Evacuation orders have now been issued by the Israeli military for an area covering 20 per cent of Khan Younis city, which was home to 117,000 people before the crisis and now hosts an additional 50,000 displaced people across 21 shelters. People living in a further area east of the city, encompassing 19 per cent of Gaza, have also been told to leave and go south to Rafah or other designated locations. But with limited or no internet, people are unable to scan the QR codes on Israeli-distributed leaflets indicating which places are supposedly safe. Those who do choose to leave risk a dangerous journey, with no guarantee that they will be protected as they travel, and only the prospect of even more overcrowded and unsanitary conditions at their destinations.    

  Yara*, a mother and humanitarian worker, has already been displaced six times from her home in the north of Gaza. She said:  

  “Today I am running from one place to another. I have been displaced six times, trying to protect my children from death which follows us everywhere.’    “I was displaced to the south at the request of the Israeli  forces because they said that it was safer in the south. Unfortunately, the bombing also hit us, even during our car trip... We moved from [north] Gaza to the south. It was a journey of death. The bombing was around us, we could not believe it.”  Jamal*, aged 12, and his family also faced a perilous journey when they left their home in the north to travel to the south of Gaza. He said:   “We went out and there was no place to go except Salah al-Din Street which is considered a safe street, which is considered a safe corridor and they the Israeli forces were shooting at people and there were [bodies] on the ground.   “We were walking and they stopped us for half an hour after which we arrived, thank God. This was all after they told us that the south is a safe area. There is no safe place.”   People sheltering in the south are already living in near impossible conditions without sufficient water, food or warm clothes, and with vital infrastructure on the brink of collapse. Cramming more people into an even smaller area will only increase their misery, as well as the risk of disease, causing an even greater humanitarian disaster. Only a very limited amount of aid has entered Gaza since the temporary pause in hostilities ended on Friday, however due to the intensity of the fighting, much of it has not been able to reach those in need. In Khan Younis, aid distribution was mostly stopped on Sunday due to the heavy bombardment.  
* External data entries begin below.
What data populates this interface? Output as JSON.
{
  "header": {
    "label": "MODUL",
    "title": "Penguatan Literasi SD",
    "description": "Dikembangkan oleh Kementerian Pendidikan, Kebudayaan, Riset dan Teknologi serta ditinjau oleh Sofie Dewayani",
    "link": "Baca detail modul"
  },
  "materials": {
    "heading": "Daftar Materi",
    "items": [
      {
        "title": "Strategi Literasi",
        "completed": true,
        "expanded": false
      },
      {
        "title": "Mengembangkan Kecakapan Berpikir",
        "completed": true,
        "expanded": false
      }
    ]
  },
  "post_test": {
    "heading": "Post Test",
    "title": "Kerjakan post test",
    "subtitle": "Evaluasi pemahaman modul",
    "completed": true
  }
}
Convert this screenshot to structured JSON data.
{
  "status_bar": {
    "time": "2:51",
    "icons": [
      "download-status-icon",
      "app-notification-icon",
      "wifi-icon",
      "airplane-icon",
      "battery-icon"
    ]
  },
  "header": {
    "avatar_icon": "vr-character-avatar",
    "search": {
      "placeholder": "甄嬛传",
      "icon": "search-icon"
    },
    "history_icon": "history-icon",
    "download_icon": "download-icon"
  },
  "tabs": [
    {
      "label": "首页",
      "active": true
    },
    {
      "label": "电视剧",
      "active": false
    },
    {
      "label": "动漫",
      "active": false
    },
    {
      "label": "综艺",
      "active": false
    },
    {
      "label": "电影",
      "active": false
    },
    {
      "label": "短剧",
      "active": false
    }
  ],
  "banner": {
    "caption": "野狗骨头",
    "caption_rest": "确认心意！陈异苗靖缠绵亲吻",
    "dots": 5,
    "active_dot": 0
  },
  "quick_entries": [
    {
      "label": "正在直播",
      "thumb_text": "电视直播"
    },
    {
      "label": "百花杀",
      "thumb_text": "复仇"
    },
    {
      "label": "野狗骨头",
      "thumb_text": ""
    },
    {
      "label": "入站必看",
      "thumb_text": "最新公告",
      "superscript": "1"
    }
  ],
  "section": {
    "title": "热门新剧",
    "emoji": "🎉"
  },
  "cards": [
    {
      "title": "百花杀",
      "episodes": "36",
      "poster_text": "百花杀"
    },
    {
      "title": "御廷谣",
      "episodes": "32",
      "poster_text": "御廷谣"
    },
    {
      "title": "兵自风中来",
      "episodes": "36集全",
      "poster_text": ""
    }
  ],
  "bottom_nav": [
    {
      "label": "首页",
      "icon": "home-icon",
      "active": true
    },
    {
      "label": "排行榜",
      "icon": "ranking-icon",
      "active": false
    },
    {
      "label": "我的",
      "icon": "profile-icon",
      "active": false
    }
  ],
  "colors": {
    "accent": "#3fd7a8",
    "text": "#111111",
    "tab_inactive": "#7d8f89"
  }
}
Wala* is a youth volunteer with ActionAid Palestine. She said: “In reality, there is no safe place. Not in Gaza nor the south, there’s bombing everywhere. If you were lucky enough to arrive at the camps, you’ll live in a tent that will not shelter you from the heat of the day, nor the cold at night. 

* ‘It is a tragedy! A disaster in every sense of the word. Thousands of displaced people with nothing at all. No food, no water. Nothing to cover their bodies. Nothing at all… So, if the bombing doesn’t kill them, many other things will; the cold, hunger, thirst, or simply the horrible reality we are living.’ 

Riham Jafari, Advocacy and Communications Coordinator at ActionAid Palestine said: “Tens of thousands of people have already left behind their homes in the north and been displaced multiple times, facing extreme danger to travel to the south of Gaza where they thought they would be safe. But nowhere in Gaza in safe. People sheltering in Khan Younis and other areas of the south are yet again trying to survive relentless bombing while living in desperate conditions. Now they are expected to move, again. Where are they supposed to go? How can they believe that anywhere in Gaza is safe?    “Until the bombs stop falling and a ceasefire is reached, there can be no genuine safe routes and no genuine safe zones in Gaza. Its people have already endured far, far too much: they desperately need a permanent ceasefire, now.”